Dans une prairie, on distingue les producteurs (l’herbe), les consommateurs (les vaches)
et les décomposeurs (les microorganismes du sol). Sur la peau, le système est un peu
différent puisque le rôle de producteur est assuré par la peau elle-même ; il n’existe
qu’un animal consommateur, le petit acarien Demodex folliculorum, qui vit et se
reproduit dans et autour des cils, des follicules capillaires ainsi qu’autour des narines. On
compte aussi quelques passagers clandestins indésirables comme les poux ou les puces
qui ne font pas à proprement parler partie des communautés cutanées permanentes. Les
autres organismes sont des levures, des bactéries, peut-être quelques virus parasites de
ces dernières. La plupart des bactéries sont inoffensives sauf une, le staphylocoque doré
Staphylococcus aureus qui peut être la cause d’infections sévères, surtout depuis qu’elle
a acquis la capacité à résister aux antibiotiques. Les communautés d’organismes de la
peau ne sont pas des univers clos isolés sur leur hôte comme des naufragés sur une île.
Elles voyagent d’hôte en hôte sur de minuscules radeaux de peau qui tombent de leur
porteur, chacun pouvant transporter des milliers de passagers qui ne demandent qu’à
trouver un autre hôte pour s’implanter et se multiplier.

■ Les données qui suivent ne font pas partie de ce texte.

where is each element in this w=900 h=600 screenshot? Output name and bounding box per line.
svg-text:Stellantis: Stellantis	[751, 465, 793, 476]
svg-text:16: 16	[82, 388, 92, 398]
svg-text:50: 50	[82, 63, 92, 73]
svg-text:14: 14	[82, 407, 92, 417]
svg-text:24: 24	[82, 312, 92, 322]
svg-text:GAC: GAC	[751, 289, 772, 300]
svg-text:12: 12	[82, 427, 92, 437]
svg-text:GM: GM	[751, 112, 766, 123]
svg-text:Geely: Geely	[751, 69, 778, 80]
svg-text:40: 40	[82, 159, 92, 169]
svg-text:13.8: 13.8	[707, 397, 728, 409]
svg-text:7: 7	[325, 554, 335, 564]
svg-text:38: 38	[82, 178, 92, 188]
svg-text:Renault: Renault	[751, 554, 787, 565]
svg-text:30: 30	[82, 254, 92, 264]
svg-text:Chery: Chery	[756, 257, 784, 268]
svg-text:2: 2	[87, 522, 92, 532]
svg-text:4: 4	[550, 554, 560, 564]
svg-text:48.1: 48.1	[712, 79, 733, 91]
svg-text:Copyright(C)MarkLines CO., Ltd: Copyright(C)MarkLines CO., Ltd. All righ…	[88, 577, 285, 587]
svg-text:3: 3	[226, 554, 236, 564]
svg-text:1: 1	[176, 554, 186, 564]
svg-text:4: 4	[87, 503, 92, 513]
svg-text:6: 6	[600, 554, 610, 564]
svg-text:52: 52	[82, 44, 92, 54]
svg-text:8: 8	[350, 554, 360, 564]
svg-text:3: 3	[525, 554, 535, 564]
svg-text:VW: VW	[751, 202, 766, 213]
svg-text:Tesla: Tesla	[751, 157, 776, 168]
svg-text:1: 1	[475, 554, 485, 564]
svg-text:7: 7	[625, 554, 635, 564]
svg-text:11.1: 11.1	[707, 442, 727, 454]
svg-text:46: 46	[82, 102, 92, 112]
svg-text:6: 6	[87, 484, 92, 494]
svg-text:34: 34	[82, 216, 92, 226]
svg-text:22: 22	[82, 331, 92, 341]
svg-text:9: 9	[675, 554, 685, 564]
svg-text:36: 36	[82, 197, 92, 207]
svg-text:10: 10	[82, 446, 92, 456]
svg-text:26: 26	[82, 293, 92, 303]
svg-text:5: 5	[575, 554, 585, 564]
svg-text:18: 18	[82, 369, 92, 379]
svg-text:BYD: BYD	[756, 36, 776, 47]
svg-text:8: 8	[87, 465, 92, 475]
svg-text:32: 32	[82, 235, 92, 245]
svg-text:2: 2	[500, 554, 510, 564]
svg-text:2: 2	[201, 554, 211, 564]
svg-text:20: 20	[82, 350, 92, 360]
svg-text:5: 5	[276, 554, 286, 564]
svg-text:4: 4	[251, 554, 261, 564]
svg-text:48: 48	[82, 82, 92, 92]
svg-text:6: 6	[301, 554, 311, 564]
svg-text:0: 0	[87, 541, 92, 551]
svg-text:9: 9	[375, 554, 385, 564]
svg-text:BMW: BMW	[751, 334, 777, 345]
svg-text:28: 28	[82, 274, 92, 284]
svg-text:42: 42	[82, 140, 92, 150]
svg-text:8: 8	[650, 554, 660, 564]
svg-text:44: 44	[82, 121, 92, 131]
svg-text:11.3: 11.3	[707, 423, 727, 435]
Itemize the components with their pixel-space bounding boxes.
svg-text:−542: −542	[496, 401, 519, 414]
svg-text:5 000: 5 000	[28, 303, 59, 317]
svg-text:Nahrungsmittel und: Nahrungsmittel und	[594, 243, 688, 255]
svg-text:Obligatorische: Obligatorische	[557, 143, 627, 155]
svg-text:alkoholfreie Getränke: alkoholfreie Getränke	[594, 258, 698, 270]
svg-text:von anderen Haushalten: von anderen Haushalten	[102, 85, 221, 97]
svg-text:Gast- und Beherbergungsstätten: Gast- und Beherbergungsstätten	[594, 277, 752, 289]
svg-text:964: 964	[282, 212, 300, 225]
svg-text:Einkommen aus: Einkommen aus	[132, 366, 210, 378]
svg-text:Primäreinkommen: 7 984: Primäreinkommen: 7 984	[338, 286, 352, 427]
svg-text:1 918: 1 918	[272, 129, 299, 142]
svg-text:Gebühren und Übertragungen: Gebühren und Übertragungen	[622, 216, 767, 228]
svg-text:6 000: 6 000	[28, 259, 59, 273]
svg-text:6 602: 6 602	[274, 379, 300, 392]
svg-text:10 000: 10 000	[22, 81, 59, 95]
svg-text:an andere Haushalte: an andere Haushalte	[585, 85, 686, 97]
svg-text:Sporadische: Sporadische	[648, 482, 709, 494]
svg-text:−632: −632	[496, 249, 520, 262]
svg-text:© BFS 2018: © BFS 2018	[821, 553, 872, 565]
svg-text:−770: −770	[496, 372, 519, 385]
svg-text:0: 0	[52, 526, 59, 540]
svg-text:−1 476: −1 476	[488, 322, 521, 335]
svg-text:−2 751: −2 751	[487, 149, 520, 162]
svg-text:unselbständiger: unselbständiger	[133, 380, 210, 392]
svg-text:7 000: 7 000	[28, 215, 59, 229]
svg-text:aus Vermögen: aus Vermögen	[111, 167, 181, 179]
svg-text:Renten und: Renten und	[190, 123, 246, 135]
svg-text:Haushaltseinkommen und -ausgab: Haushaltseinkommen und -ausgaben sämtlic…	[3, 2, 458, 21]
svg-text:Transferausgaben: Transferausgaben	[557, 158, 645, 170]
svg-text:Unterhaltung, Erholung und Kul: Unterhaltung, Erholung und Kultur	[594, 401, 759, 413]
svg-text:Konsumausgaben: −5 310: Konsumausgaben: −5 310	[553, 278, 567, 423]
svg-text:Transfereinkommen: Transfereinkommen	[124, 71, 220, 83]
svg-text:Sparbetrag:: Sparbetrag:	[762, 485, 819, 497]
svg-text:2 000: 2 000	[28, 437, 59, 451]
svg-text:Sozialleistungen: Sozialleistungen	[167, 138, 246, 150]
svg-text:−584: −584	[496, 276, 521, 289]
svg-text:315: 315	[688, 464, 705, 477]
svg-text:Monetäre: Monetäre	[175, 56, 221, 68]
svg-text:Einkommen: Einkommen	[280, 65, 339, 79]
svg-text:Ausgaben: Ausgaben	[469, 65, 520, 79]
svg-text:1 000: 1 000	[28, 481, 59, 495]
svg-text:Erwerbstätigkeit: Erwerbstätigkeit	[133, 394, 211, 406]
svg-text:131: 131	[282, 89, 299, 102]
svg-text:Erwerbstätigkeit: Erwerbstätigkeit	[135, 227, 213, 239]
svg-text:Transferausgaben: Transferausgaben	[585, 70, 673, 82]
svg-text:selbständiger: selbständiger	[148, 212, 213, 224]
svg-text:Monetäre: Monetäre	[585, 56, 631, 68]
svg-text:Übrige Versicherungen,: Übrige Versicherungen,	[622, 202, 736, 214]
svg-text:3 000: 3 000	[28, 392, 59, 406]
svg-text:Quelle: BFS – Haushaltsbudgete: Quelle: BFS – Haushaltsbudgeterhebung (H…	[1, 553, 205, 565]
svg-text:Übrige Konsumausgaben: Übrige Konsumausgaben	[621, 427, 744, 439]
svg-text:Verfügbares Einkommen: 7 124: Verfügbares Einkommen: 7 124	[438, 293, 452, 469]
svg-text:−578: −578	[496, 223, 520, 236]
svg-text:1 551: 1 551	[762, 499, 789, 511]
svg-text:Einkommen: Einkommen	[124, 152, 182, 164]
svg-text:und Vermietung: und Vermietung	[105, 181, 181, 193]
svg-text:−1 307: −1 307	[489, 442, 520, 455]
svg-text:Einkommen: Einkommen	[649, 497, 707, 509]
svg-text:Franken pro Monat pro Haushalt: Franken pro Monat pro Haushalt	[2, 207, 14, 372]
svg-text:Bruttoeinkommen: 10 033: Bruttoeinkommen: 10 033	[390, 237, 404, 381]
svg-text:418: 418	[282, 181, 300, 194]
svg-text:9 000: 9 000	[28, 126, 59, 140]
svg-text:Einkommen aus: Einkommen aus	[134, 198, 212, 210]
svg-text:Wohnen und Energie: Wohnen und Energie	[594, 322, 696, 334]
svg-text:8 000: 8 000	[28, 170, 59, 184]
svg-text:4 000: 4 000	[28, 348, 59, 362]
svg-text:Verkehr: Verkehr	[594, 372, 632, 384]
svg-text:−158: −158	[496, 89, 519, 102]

A QUOI SERT CETTE BIODIVERSITÉ ?
On considère qu'elle joue un rôle protecteur pour notre santé. Elle contribue tout d’abord
à éliminer les déchets que nous produisons. Par ailleurs, elle limite l’arrivée d’organismes
pathogènes. Comme dans tout écosystème, il est plus difficile pour des « microbes » de
coloniser une peau déjà fortement occupée par des organismes.